The Brothers Solomon

Walking into a movie starring two current cast members of “Saturday Night Live” about socially awkward idiots is always a dicey proposition. Visions of Night at the Roxbury or other painfully unfunny SNL generated films may drop your expectations for The Brothers Solomon. That’s fine. Your low expectations will be easily met and this not-great but good enough comedy will generate some laughs with its lame-brained central characters.
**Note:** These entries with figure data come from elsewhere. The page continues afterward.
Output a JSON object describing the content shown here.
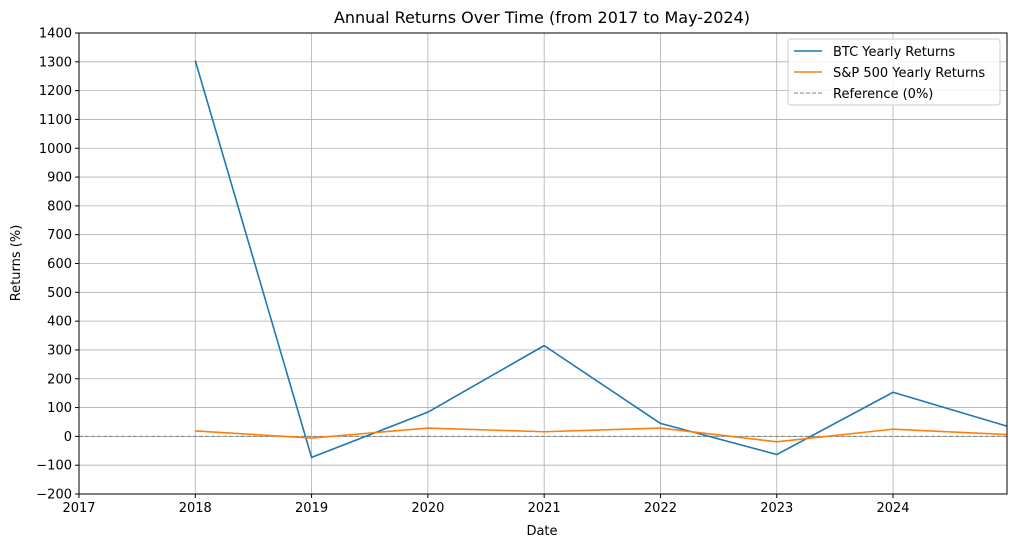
{
  "chart_data": {
    "type": "line",
    "title": "Annual Returns Over Time (from 2017 to May-2024)",
    "xlabel": "Date",
    "ylabel": "Returns (%)",
    "x_ticks": [
      "2017",
      "2018",
      "2019",
      "2020",
      "2021",
      "2022",
      "2023",
      "2024"
    ],
    "xlim": [
      2017,
      2024.98
    ],
    "ylim": [
      -200,
      1400
    ],
    "y_ticks": [
      -200,
      -100,
      0,
      100,
      200,
      300,
      400,
      500,
      600,
      700,
      800,
      900,
      1000,
      1100,
      1200,
      1300,
      1400
    ],
    "grid": true,
    "legend_position": "top-right",
    "series": [
      {
        "name": "BTC Yearly Returns",
        "color": "#1f77b4",
        "x": [
          2018,
          2019,
          2020,
          2021,
          2022,
          2023,
          2024,
          2025
        ],
        "values": [
          1304,
          -73,
          84,
          315,
          45,
          -63,
          153,
          33
        ]
      },
      {
        "name": "S&P 500 Yearly Returns",
        "color": "#ff7f0e",
        "x": [
          2018,
          2019,
          2020,
          2021,
          2022,
          2023,
          2024,
          2025
        ],
        "values": [
          19,
          -6,
          29,
          16,
          29,
          -19,
          25,
          6
        ]
      }
    ],
    "reference_line": {
      "name": "Reference (0%)",
      "value": 0,
      "color": "#808080",
      "style": "dashed"
    }
  }
}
SNL mainstay Will Forte, who also wrote the script, stars with Will Arnett as Dean and John Solomon (flip around the order of their first names and say them quick and you might start humming “The Little Old Lady From Pasadena”), two brothers and roommates in their 30’s. Although unfailingly friendly and optimistic, they suffered from a home school education in the Arctic at the hands of their father (Lee Majors.) In most human contact, but especially in their attempted relationships with women, the brothers are borderline retarded. Dean starts a blind date by kissing the woman’s father on the lips; John pays for women’s groceries and can’t figure why that comes across as creepy.
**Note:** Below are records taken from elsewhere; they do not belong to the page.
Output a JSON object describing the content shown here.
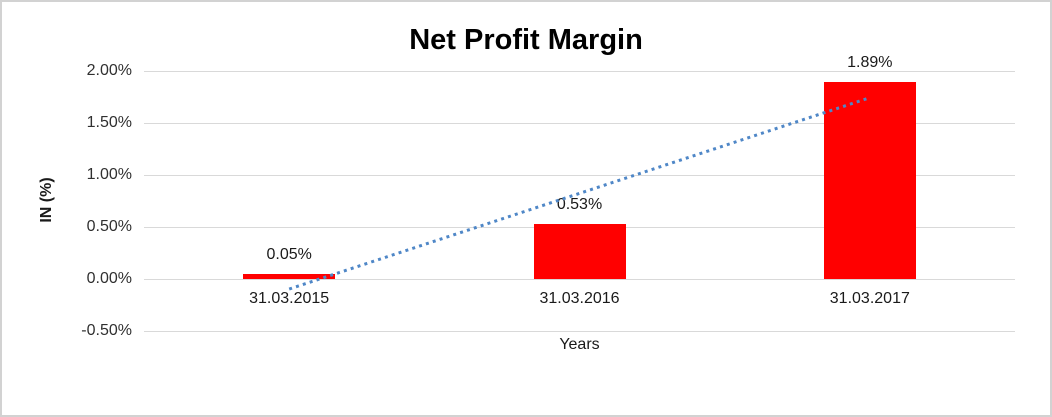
{
  "chart_data": {
    "type": "bar",
    "title": "Net Profit Margin",
    "xlabel": "Years",
    "ylabel": "IN (%)",
    "categories": [
      "31.03.2015",
      "31.03.2016",
      "31.03.2017"
    ],
    "values": [
      0.05,
      0.53,
      1.89
    ],
    "data_labels": [
      "0.05%",
      "0.53%",
      "1.89%"
    ],
    "yticks": [
      {
        "value": 2.0,
        "label": "2.00%"
      },
      {
        "value": 1.5,
        "label": "1.50%"
      },
      {
        "value": 1.0,
        "label": "1.00%"
      },
      {
        "value": 0.5,
        "label": "0.50%"
      },
      {
        "value": 0.0,
        "label": "0.00%"
      },
      {
        "value": -0.5,
        "label": "-0.50%"
      }
    ],
    "ylim": [
      -0.5,
      2.0
    ],
    "grid": true,
    "legend": "none",
    "bar_color": "#ff0000",
    "gridline_color": "#d9d9d9",
    "trendline": {
      "type": "linear",
      "style": "dotted",
      "color": "#4f87c7"
    }
  }
}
After their beloved father falls into a coma, the brothers decide that making a baby will help bring him out. Because traditional dating doesn’t seem to be working (John proposes to “The Office’s” Jenna Fischer about ten minutes into their first date), they post a Craigslist ad looking for someone to make a baby. The ad is quickly answered by Janine (SNLer Kristen Wiig) who is looking for $12,000 to do the deed. Her on-again off-again foul mouthed boyfriend (Chi McBride) is not sure about this, but things move forward.

Comparisons to Dumb and Dumber and other Farrelly Brothers comedies are inevitable. Idiots, mentally or socially, have been their bread and butter for years, so The Brothers Solomon treads on much the same ground that we’ve seen in the past when dumb or clueless guys try to interact with actual society. The plot, performances, and script don’t break any ground, but they do have enough of what this type of movie desperately needs: laughs. This thing has the laugh out loud lines and situations needed to make you forget that the plot isn’t particularly unique or that Jim Carrey has played most of these characters two or three times.
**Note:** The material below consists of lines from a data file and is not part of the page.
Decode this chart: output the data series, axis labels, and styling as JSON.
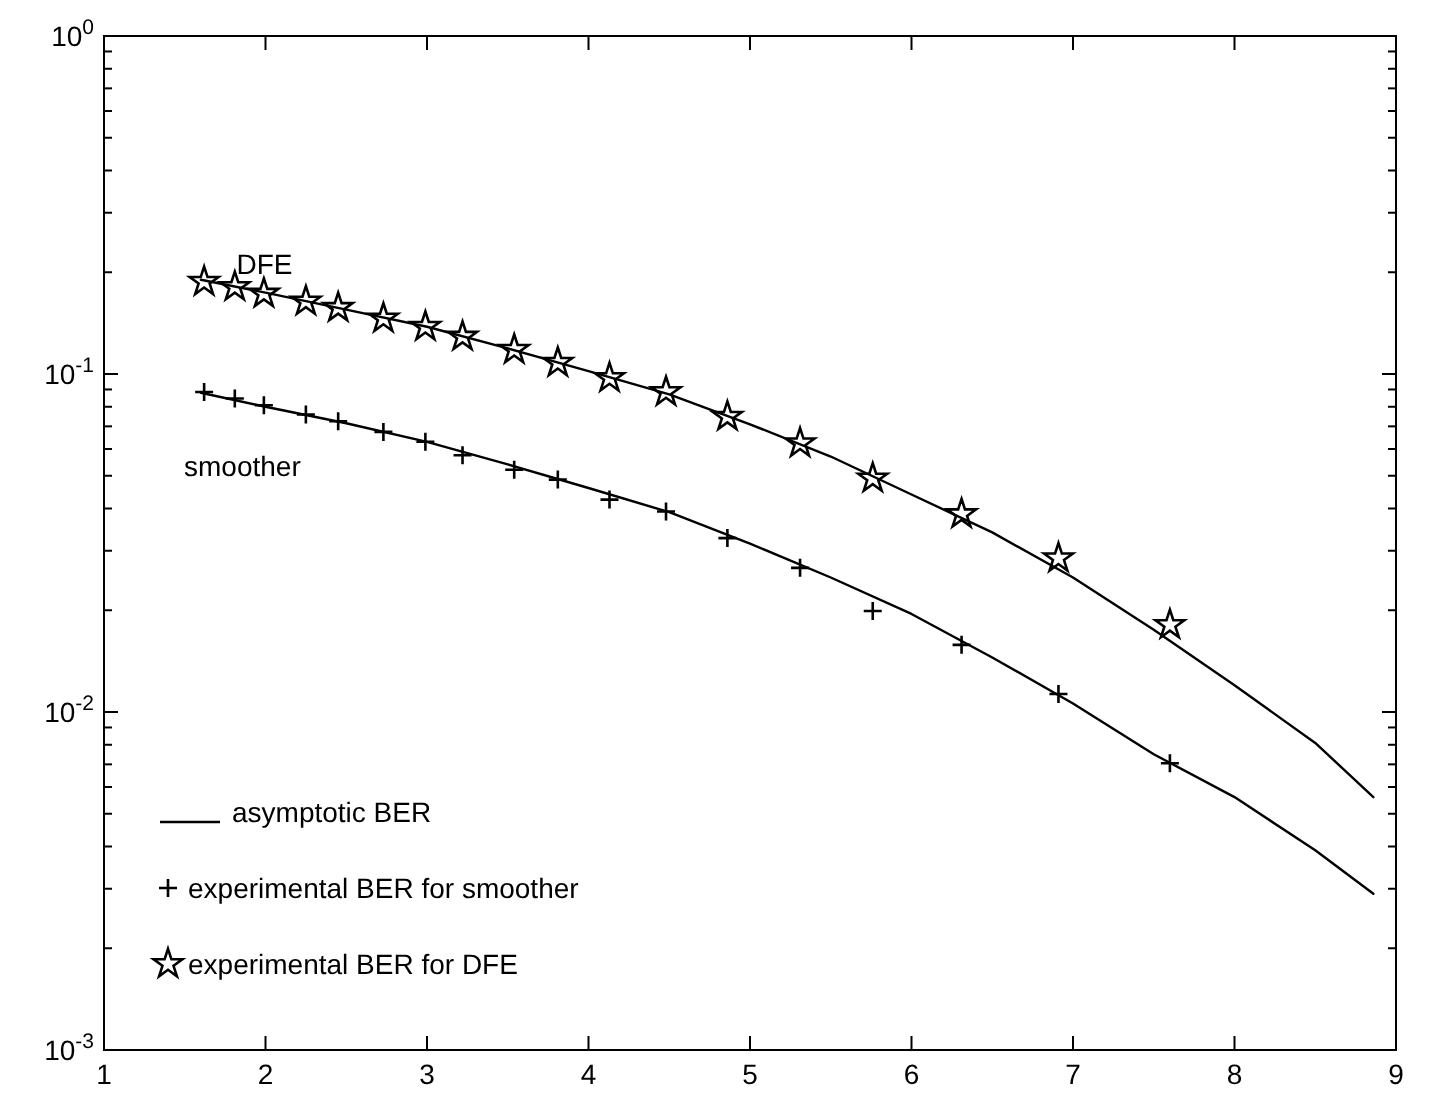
{
  "chart_data": {
    "type": "line",
    "log": true,
    "legend": "bottom left",
    "xlim": [
      1,
      9
    ],
    "xticks": [
      1,
      2,
      3,
      4,
      5,
      6,
      7,
      8,
      9
    ],
    "ylim": [
      0.001,
      1
    ],
    "yticks": [
      {
        "value": 0.001,
        "label": "10$^{-3}$"
      },
      {
        "value": 0.002,
        "label": null
      },
      {
        "value": 0.003,
        "label": null
      },
      {
        "value": 0.004,
        "label": null
      },
      {
        "value": 0.005,
        "label": null
      },
      {
        "value": 0.006,
        "label": null
      },
      {
        "value": 0.007,
        "label": null
      },
      {
        "value": 0.008,
        "label": null
      },
      {
        "value": 0.009,
        "label": null
      },
      {
        "value": 0.01,
        "label": "10$^{-2}$"
      },
      {
        "value": 0.02,
        "label": null
      },
      {
        "value": 0.03,
        "label": null
      },
      {
        "value": 0.04,
        "label": null
      },
      {
        "value": 0.05,
        "label": null
      },
      {
        "value": 0.06,
        "label": null
      },
      {
        "value": 0.07,
        "label": null
      },
      {
        "value": 0.08,
        "label": null
      },
      {
        "value": 0.09,
        "label": null
      },
      {
        "value": 0.1,
        "label": "10$^{-1}$"
      },
      {
        "value": 0.2,
        "label": null
      },
      {
        "value": 0.3,
        "label": null
      },
      {
        "value": 0.4,
        "label": null
      },
      {
        "value": 0.5,
        "label": null
      },
      {
        "value": 0.6,
        "label": null
      },
      {
        "value": 0.7,
        "label": null
      },
      {
        "value": 0.8,
        "label": null
      },
      {
        "value": 0.9,
        "label": null
      },
      {
        "value": 1,
        "label": "10$^{0}$"
      }
    ],
    "annotations": [
      {
        "text": "DFE",
        "x": 1.82,
        "y": 0.197
      },
      "smoother"
    ],
    "series": [
      {
        "name": "asymptotic BER",
        "marker": "none",
        "line_style": "solid",
        "color": "#000000",
        "x": [
          1.6,
          2,
          2.5,
          3,
          3.5,
          4,
          4.5,
          5,
          5.5,
          6,
          6.5,
          7,
          7.5,
          8,
          8.5,
          8.86
        ],
        "values": [
          0.19,
          0.174,
          0.155,
          0.138,
          0.119,
          0.102,
          0.087,
          0.071,
          0.057,
          0.044,
          0.034,
          0.025,
          0.0175,
          0.012,
          0.0081,
          0.0056
        ]
      },
      {
        "marker": "none",
        "line_style": "solid",
        "color": "#000000",
        "x": [
          1.6,
          2,
          2.5,
          3,
          3.5,
          4,
          4.5,
          5,
          5.5,
          6,
          6.5,
          7,
          7.5,
          8,
          8.5,
          8.86
        ],
        "values": [
          0.088,
          0.08,
          0.0715,
          0.063,
          0.054,
          0.046,
          0.039,
          0.0315,
          0.025,
          0.0195,
          0.0145,
          0.0106,
          0.0075,
          0.0056,
          0.0039,
          0.0029
        ]
      },
      {
        "name": "experimental BER for smoother",
        "type": "scatter",
        "marker": "cross",
        "color": "#000000",
        "x": [
          1.62,
          1.81,
          1.99,
          2.25,
          2.45,
          2.73,
          2.99,
          3.22,
          3.54,
          3.81,
          4.13,
          4.48,
          4.86,
          5.31,
          5.76,
          6.31,
          6.91,
          7.6
        ],
        "values": [
          0.0885,
          0.0846,
          0.0808,
          0.0759,
          0.0725,
          0.0674,
          0.063,
          0.0575,
          0.0521,
          0.0487,
          0.0425,
          0.0392,
          0.0327,
          0.0267,
          0.0199,
          0.0158,
          0.0113,
          0.00705
        ]
      },
      {
        "name": "experimental BER for DFE",
        "type": "scatter",
        "marker": "star",
        "color": "#000000",
        "x": [
          1.62,
          1.81,
          1.99,
          2.25,
          2.45,
          2.73,
          2.99,
          3.22,
          3.54,
          3.81,
          4.13,
          4.48,
          4.86,
          5.31,
          5.76,
          6.31,
          6.91,
          7.6
        ],
        "values": [
          0.1875,
          0.181,
          0.173,
          0.164,
          0.157,
          0.146,
          0.138,
          0.129,
          0.118,
          0.108,
          0.0973,
          0.0885,
          0.0748,
          0.0624,
          0.0491,
          0.0385,
          0.0285,
          0.0181
        ]
      }
    ]
  }
}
This isn’t high brow humor or even a picture that takes a look at the low brow stuff with a nod and a wink. It just takes the genre and wrings every last laugh out of two guys trying to learn how to care for a baby by dropping a doll off a seventh floor landing or trying to lure children into their car at the playground with promises of ice cream. Arnett and Forte do everything they can to make the most of what Forte the writer has given them and their good humor and natural, well, niceness carry things a long way. Arnett’s inability to be hurt or offended by neighboring hottie Malin Akerman endears us to him even though he sometimes comes across as an insane stalker.

Other than Forte and Wiig (who is pretty much the straight woman here), there aren’t any other SNL faces on the screen. I was worried Will Ferrell would show up for two minutes as a long lost cousin who’s even more lame brained than the other two Wills. Fortunately, there are almost none of those distracting cameos. In fact, other than Fischer’s brief scene, the only cameo is director Bob Odenkirk, late of “Mr. Show” and other comic genius bits. As a director, Odenkirk doesn’t exactly have a deft touch in either staging or comic timing, but he adequately puts everyone through the paces as the zingers continue to flow from Forte, Arnett, and McBride’s mouths. The pace only really drops off in the last quarter, which drags the whole movie down a little. Forte set up a reconciliation scene using sky-banners that continues to prove that after North by Northwest single engine planes should have been retired from movies forever.

Aside from a sluggish ending, The Brothers Solomon does credit to the stupid-humor genre it slavishly emulates. Again, you aren’t going to get anything new and many of the bits and set-ups don’t work quite as well as the participants intended , but there is enough enjoyable material to make it worth your while. Funny actors saying funny things still counts for something and this movie certainly has more than its share of those.